A read it and LOL guide to weekdays

 

I’d rather eat the seafood gumbo our school offered last week than be told by my mom to get up on Monday mornings. I’m not even sure how to describe the oppressive misery of getting out from Sunday night’s cocoon and entering a week full of short-answer questions, finding theta and learning about how our forefathers schemed harder in Philadelphia than French Montana at a video shoot– but it sucks. Mondays mean no hot water, no sunshine and porridge for every meal. But count your blessings- Mondays are better than Tuesdays.

Happy Tuesday Jimmy!

Ah Tuesday, the ultimate tease. You think it’s okay because at least you beat Monday right? Wrong. In reality, you’re not even halfway through the week. It’s too early to make plans for the weekend. At least on Monday you could talk about the crazy things that happened last Saturday, but by the time Tuesday rolls around those things are as old as the mixtape in Petey’s ford. No motivation. Gray skies. School.

Okay Wednesday– I see you, you neutral son of a gun. There’s not much to say about hump day, besides the fact that it’s great to get it over with. Once you make it through Wednesday, consider yourself in the homestretch. Wednesdays mean a glimmer of sunshine, a spring in your step, and overall a decent day.

Thursdays mean preliminary planning for the weekend...

Thursday. Not quite the king, but a great day to say the least. In the back of your head you know that tomorrow is Friday, and this trumps any chafe that would normally seem like the end of the world (aka a lab experiment in Barone’s room). Thursday means great NBC television, a nice filet mignon, whispers of some random sophomore’s parents leaving for the weekend, and a minty clean room (I hope your cleaning lady comes on Thursdays too- Beatrice, you’re a doll).

FRIDAY! I’d hyperlink this to Rebecca Black, buuuut then again I don’t want to be shunned from society. When you wake up on Friday expect it to be 60 degrees minimum. Little bluebirds get you dressed as the smell of Belgian waffles takes over the crib. You start heading towards the kitchen but suddenly a voice stops you…”Where are you going silly?!” It’s Kate Upton. “It’s Friday, remember?

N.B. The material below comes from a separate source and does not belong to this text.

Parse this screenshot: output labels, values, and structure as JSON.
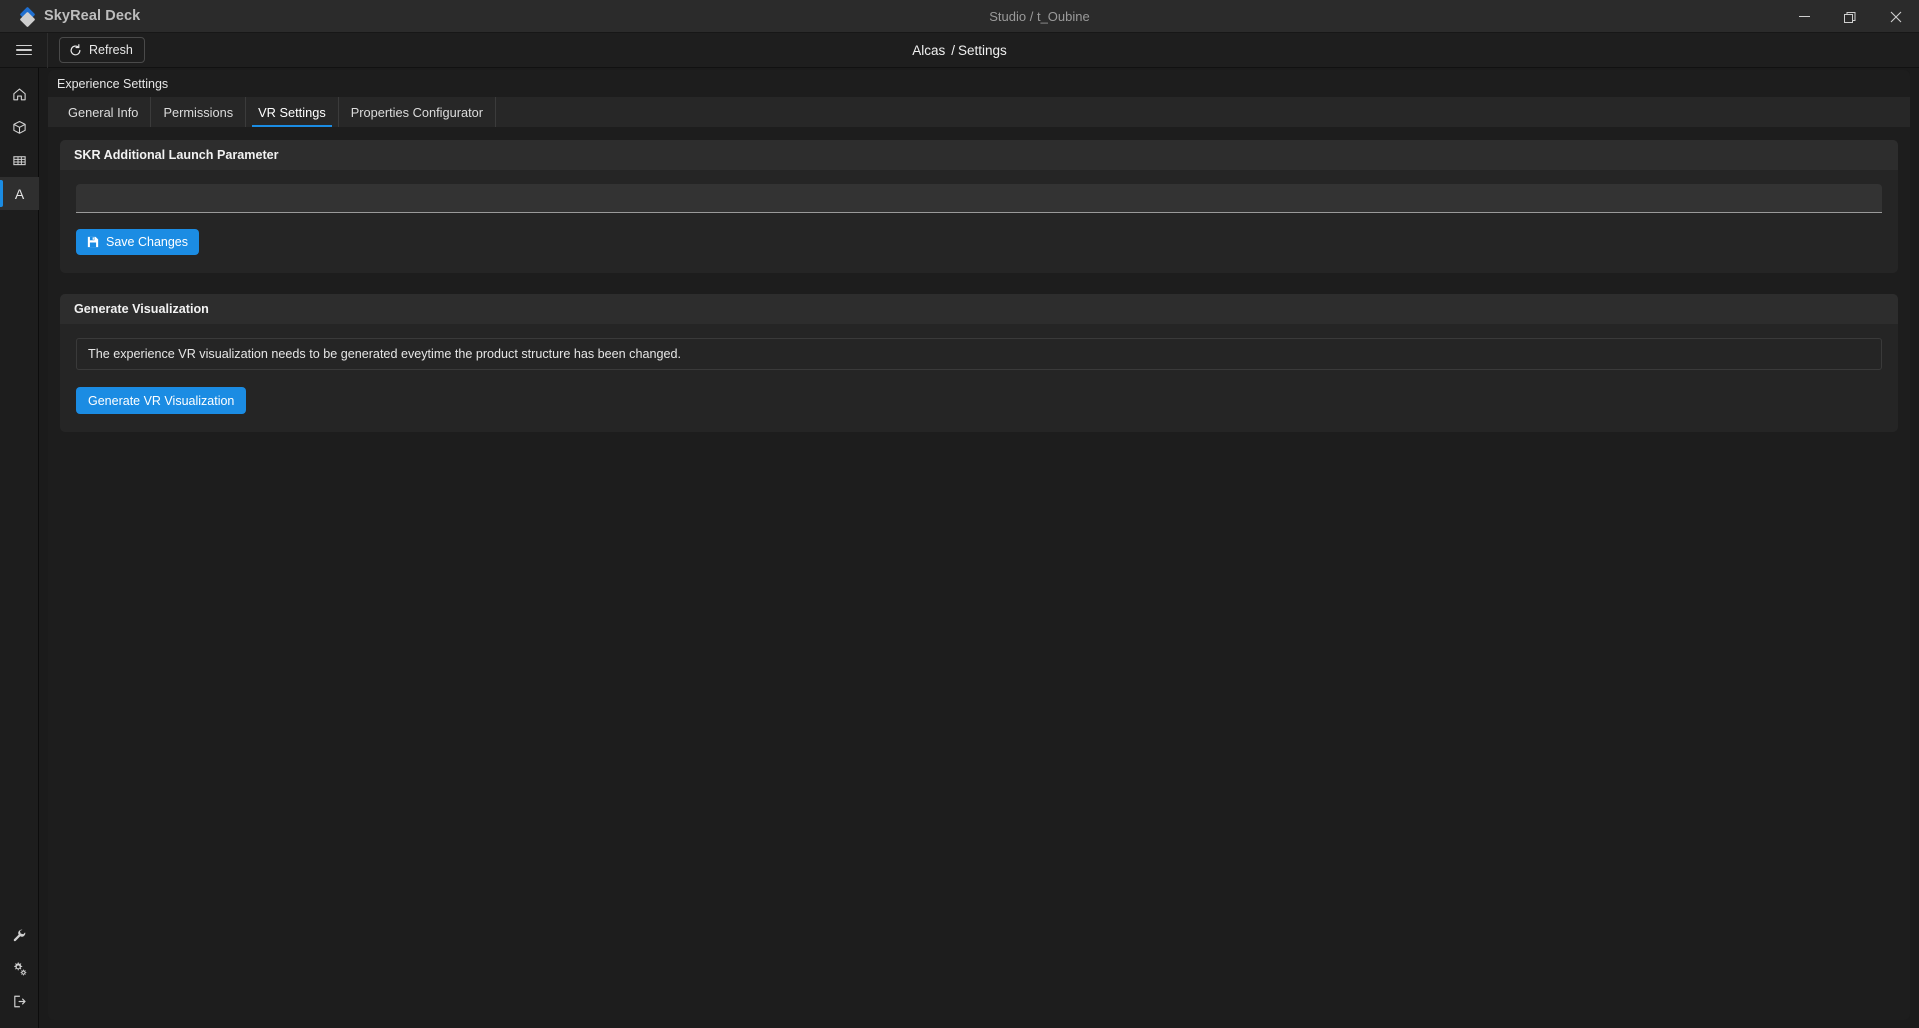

You get to eat breakfast in bed!”

“By golly Kate you’re right!” I say, hitting my forehead with a palm. “I am silly!”

After being hand-fed breakfast by Miss Upton, it’s out the door and-

 

“Gogo?” GOGO?”

That voice this early can only mean one thing.

“Wake up sweetie its 6:30…time for a big day of learning!”

f*** Mondays-…can’t a kid finish his dream?